The Charity Commission saw a 60 per cent year-on-year increase in the number of statutory inquiries it opened, according to its annual report and accounts for the year to March 2015, published yesterday.
The total number of statutory inquiries – which are launched when the Commission suspects serious wrongdoing – rose from 64 in the year to March 2014 to 103 in the most recent year.
There were 133 investigations open at the end of the year, compared to 87 the year before.
However the number of operational compliance cases – a less serious form of investigation – fell sharply, from 1,865 the year before to 1,024 in the most recent year.
The Commission said the drop was down to a change of emphasis. It said that more work is being done in its first contact division, and in its investigation and enforcement division, leading to a lower number of cases.
The Commission also received a significantly increased number of serious incident reports – a report from trustees if their charity has been threatened by loss of cash, mismanagement or reputation damage. Reports rose 66 per cent, from 1,282 to 2,129.
“We believe this is as a result of our concerted campaign to promote awareness among trustees of their responsibility to report serious incidents,” the annual report said. “While we are pleased about the increase in reporting, our case work continues to reveal too many instances where charities have experienced serious incidents but have failed to report them to us.”
Almost half of new charities are CIOs
The Charity Commission registered more than 2,200 charitable incorporated organisations in the year to March 2015 – 48 per cent of all new registrations.
Applications to register as a charity rose by 8 per cent to 7,192. But both the number and the percentage of successful applications fell.
There were 64 applications successfully processed in the year for every 100 applications received, compared to 75 to every 100 in the previous year. The Commission said this was down to a more rigorous approach
Only 34 applications were formally refused. Most of the rest did not progress after the Commission raised queries or asked for more information.
The report shows the Commission spent £21.2m, around 1 per cent under its annual budget.
William Shawcross (pictured), chair of the Commission, and Paula Sussex, its chief executive, wrote in their joint introduction that the year was “a year of successes” for the Commission.

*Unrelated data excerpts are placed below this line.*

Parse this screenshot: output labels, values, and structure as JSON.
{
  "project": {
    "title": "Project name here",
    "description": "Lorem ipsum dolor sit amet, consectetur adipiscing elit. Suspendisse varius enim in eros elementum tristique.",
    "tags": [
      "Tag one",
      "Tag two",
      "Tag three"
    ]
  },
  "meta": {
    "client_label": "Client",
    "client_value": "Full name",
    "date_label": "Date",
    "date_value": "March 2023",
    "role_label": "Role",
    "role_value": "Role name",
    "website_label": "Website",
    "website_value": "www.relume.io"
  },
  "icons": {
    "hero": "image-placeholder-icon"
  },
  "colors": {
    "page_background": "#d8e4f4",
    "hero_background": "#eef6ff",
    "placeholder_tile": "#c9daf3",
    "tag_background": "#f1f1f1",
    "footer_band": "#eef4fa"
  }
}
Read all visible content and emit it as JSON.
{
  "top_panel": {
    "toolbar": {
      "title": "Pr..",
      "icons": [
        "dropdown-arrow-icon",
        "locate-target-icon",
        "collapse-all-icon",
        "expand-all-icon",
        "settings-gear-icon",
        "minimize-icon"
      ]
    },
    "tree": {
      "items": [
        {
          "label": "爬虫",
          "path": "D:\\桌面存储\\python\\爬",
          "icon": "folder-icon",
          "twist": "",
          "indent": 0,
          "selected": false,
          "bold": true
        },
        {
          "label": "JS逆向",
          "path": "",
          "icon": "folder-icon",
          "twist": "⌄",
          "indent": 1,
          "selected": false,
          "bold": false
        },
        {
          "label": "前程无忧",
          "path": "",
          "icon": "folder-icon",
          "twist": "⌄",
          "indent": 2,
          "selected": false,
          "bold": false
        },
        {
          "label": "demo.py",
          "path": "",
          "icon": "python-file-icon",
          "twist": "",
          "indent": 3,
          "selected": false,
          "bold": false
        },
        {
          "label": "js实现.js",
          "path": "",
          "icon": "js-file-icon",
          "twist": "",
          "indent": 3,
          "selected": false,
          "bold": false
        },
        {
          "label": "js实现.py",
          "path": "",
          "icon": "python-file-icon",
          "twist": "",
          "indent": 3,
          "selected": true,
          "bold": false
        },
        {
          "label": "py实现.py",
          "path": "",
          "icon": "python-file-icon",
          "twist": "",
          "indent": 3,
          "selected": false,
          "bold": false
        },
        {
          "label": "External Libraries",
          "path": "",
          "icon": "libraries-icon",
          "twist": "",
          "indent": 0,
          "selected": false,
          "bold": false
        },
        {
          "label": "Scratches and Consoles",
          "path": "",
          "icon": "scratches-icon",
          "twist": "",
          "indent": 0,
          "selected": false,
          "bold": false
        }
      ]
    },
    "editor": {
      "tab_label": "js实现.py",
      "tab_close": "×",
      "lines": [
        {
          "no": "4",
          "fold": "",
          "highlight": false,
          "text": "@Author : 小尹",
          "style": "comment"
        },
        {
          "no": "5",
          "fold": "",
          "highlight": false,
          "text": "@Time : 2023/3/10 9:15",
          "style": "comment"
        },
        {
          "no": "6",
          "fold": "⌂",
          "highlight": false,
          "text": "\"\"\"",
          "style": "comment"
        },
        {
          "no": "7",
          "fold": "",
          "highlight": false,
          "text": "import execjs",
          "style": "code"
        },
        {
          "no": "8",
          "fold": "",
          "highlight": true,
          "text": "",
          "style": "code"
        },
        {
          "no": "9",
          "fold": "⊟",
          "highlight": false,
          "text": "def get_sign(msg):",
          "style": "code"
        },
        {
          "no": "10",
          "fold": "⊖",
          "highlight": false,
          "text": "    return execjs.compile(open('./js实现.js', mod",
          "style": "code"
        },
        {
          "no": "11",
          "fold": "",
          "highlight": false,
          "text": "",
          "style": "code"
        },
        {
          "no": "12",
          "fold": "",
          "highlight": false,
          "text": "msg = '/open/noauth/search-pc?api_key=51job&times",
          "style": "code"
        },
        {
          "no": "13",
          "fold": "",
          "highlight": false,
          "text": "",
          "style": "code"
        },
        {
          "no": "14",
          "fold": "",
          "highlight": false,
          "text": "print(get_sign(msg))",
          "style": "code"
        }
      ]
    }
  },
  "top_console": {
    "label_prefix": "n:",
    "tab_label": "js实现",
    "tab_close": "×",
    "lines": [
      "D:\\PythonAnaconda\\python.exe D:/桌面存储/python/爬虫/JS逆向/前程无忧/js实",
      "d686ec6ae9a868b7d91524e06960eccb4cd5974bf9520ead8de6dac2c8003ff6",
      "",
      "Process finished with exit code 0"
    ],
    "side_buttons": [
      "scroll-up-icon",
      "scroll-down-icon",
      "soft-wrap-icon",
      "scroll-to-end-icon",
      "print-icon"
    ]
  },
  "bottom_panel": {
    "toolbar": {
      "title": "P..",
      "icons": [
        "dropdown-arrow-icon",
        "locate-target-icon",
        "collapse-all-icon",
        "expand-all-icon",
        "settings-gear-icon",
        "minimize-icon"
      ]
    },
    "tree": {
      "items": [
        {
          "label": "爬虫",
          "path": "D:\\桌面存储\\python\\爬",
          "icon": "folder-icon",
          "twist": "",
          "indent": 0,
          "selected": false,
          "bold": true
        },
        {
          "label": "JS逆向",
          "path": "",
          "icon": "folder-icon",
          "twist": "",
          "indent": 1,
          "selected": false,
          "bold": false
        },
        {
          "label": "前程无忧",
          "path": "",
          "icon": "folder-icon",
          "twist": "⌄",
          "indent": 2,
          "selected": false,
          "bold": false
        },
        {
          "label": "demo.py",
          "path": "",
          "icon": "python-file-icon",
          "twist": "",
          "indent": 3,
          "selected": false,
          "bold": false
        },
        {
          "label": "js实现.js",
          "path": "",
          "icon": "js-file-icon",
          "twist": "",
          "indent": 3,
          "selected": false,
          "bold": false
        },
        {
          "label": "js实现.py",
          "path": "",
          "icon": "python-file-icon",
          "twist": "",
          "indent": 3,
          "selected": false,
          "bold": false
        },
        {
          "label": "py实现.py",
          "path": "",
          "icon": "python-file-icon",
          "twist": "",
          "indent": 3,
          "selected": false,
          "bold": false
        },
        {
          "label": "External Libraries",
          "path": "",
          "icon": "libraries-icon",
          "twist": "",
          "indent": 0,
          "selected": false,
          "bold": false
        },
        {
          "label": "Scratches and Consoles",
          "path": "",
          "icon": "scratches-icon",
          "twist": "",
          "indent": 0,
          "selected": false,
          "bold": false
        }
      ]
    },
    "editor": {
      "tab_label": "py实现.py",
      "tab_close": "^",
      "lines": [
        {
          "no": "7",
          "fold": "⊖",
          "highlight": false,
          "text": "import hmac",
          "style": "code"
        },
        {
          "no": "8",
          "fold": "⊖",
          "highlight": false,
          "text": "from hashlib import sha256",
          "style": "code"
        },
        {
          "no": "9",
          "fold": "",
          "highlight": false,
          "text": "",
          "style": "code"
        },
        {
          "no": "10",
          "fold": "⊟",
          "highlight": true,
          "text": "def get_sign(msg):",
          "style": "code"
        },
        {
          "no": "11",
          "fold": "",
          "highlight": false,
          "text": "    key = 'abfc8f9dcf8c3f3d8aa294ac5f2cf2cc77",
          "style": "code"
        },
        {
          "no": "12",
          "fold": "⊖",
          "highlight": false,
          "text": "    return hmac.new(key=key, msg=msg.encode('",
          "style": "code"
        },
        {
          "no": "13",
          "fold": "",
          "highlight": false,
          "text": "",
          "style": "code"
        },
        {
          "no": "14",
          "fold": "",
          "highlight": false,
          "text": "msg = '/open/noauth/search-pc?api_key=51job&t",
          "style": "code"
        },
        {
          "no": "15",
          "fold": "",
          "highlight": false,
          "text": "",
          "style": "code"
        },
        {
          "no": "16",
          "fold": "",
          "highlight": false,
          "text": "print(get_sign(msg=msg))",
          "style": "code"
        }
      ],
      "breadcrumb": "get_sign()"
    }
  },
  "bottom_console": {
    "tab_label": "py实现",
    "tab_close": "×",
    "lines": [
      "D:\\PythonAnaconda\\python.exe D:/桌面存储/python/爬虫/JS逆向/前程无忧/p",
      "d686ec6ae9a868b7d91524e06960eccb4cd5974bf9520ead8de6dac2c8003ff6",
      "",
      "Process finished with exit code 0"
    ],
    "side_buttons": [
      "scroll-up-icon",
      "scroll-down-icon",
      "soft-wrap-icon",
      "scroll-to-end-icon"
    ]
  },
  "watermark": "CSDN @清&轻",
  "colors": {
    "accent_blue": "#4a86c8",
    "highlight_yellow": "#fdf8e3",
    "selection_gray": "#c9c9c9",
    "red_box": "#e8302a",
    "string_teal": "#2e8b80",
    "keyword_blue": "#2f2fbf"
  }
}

“We secured an additional £9 million of investment funding from the Treasury,” the introduction said. “This vote of confidence is now enabling our transformation programme, agreed by the board in 2014. This programme will strengthen our triage systems, so that we can identify problems in existing charities and in applications for charitable registration more effectively. It will also allow us to automate most of our lowest risk interactions with charities, thereby freeing up our staff to focus on complex and high risk regulatory case work.